Menos claras são as reações das autoridades. Na tentativa de provar que a juventude é defendida, que os jovens estão numa redoma de vidro – à prova de balas – condena-se imediatamente o professor, instaura-se um inquérito. OK. Que tal ir pessoalmente onde moram os alunos e verificar se de fato eles não caminham entre balas perdidas? É sempre mais fácil achar um bode-expiatório do que constatar a precariedade do nosso sistema social. Sai mais barato.
A geleia geral da hipocrisia brasileira impede que possamos avaliar cada situação de maneira imparcial. Mas na matéria do Jornal da Tarde havia o depoimento de pais e alunos defendendo o professor. E por experiência sei que o adolescente não precisa morar no Jardim Ângela para gostar de armas de fogo e violência – basta ver filmes americanos. Falta ainda a informação de que aquelas perguntas polêmicas já circulavam na Internet. Essa é exatamente uma das estratégias que já usei em sala, usar textos e vídeos que se tornaram populares.

Como se vê, condenar é fácil, compreender é sempre mais difícil. Mas se você é um dos que acham que os jovens devem ser poupados desses temas, que tal exigir que haja mais investimento na escola pública? Que tal exigir que a escola seja mais comprometida com a própria realidade, no sentido de melhorá-la? Para isso, é claro, não basta fazer problemas do tipo: “Todos os dias cada aluno trouxe uma maçã para a professora. Quantas maçãs ela terá comido no fim do mês?” Porque a resposta será uma grande indigestão.

sexta-feira, 18 de fevereiro de 2011

A Educação Derreteu













Pode o ruim ser pior que o péssimo?
Se você leu o post abaixo, vai entender. Eu estava procurando uma vaga no ensino público, depois de ser enxotado de uma escola do Estado, aqui na Vila Madalena. Fui para o ensino Municipal. Fizeram o cadastro, mas dias se passaram e nada.

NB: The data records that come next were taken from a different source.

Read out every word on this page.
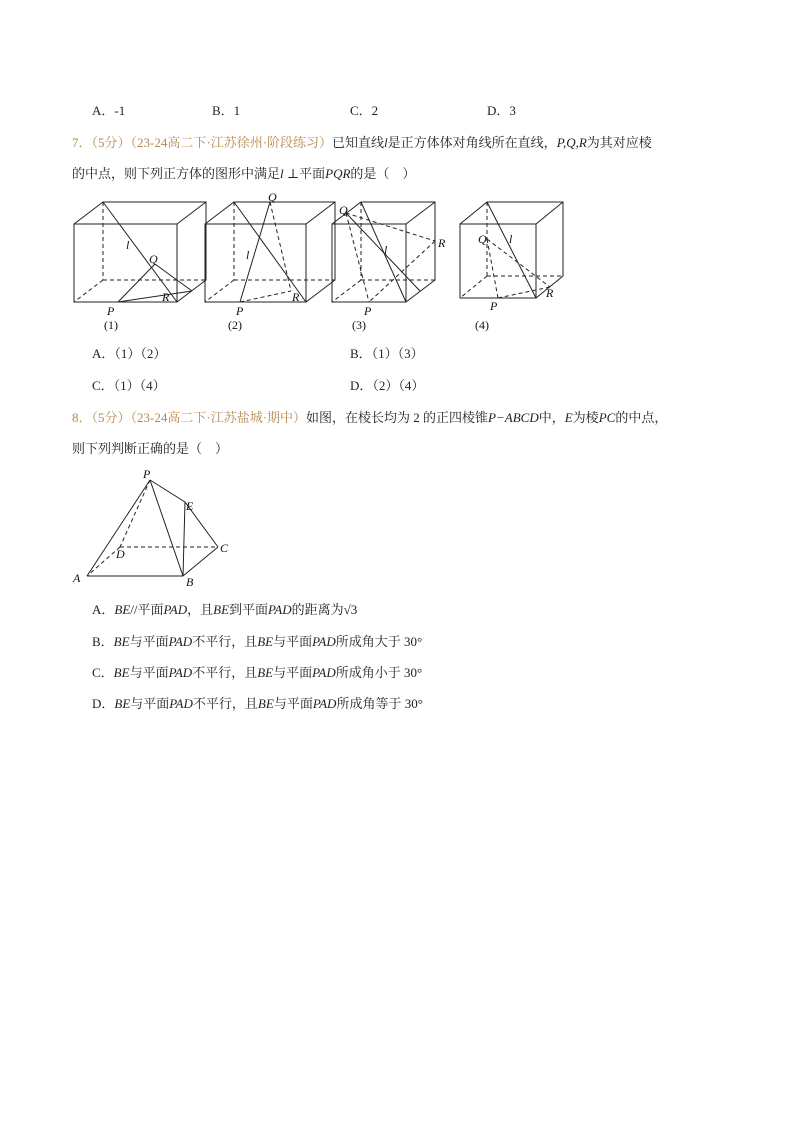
A．-1	B．1	C．2	D．3
7．（5分）（23-24高二下·江苏徐州·阶段练习）已知直线l是正方体体对角线所在直线，P,Q,R为其对应棱
的中点，则下列正方体的图形中满足l ⊥平面PQR的是（　）
l
Q
R
P
(1)
l
Q
R
P
(2)
l
Q
R
P
(3)
l
Q
R
P
(4)
A．（1）（2）	B．（1）（3）
C．（1）（4）	D．（2）（4）
8．（5分）（23-24高二下·江苏盐城·期中）如图，在棱长均为 2 的正四棱锥P−ABCD中，E为棱PC的中点，
则下列判断正确的是（　）
P
E
D	C
A	B
A．BE//平面PAD，且BE到平面PAD的距离为√3
B．BE与平面PAD不平行，且BE与平面PAD所成角大于 30°
C．BE与平面PAD不平行，且BE与平面PAD所成角小于 30°
D．BE与平面PAD不平行，且BE与平面PAD所成角等于 30°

Insisti. Perguntei. Telefonei para 1.537.489 pessoas. A culpa é do “sistema”. O cadastro da prefeitura está junto com o do estado (com minúscula), e isso depende de o sistema “rodar”. Quer dizer, não depende de alguém que tenha boa vontade, depende de uma Entidade Superior que consiga dar o tranco inicial no sistema, assim como Deus criou a noite e o dia fazendo a Terra girar.  Mas como quem tem boca vai à Roma, descobri que haviam transferido o pequeno para outra escola estadual, bem distante. Sem me perguntar. Sem avisar. Sem dar uma pista. Ou seja, nunca conseguiríamos a vaga, porque o sistema indicava que ele estava matriculado. É preciso dizer mais alguma coisa?
Não acho mais que seja desrespeito. Acho que o sistema de Educação no Estado derreteu. Deve ser isso.  Passou para o estado líquido. E agora deve estar evaporando.
A esperança é que a rede municipal possa incluí-lo. E tudo indica que o ensino municipal de São Paulo é melhor do que o estadual. E por que seria? Acho que pela alternância de partidos no poder. Sim. Só pode ser isso. A alternância deu algumas chacoalhadas e a coisa melhorou. Não encontro outra explicação para o fato de o Ensino Estadual ter derretido. Amém.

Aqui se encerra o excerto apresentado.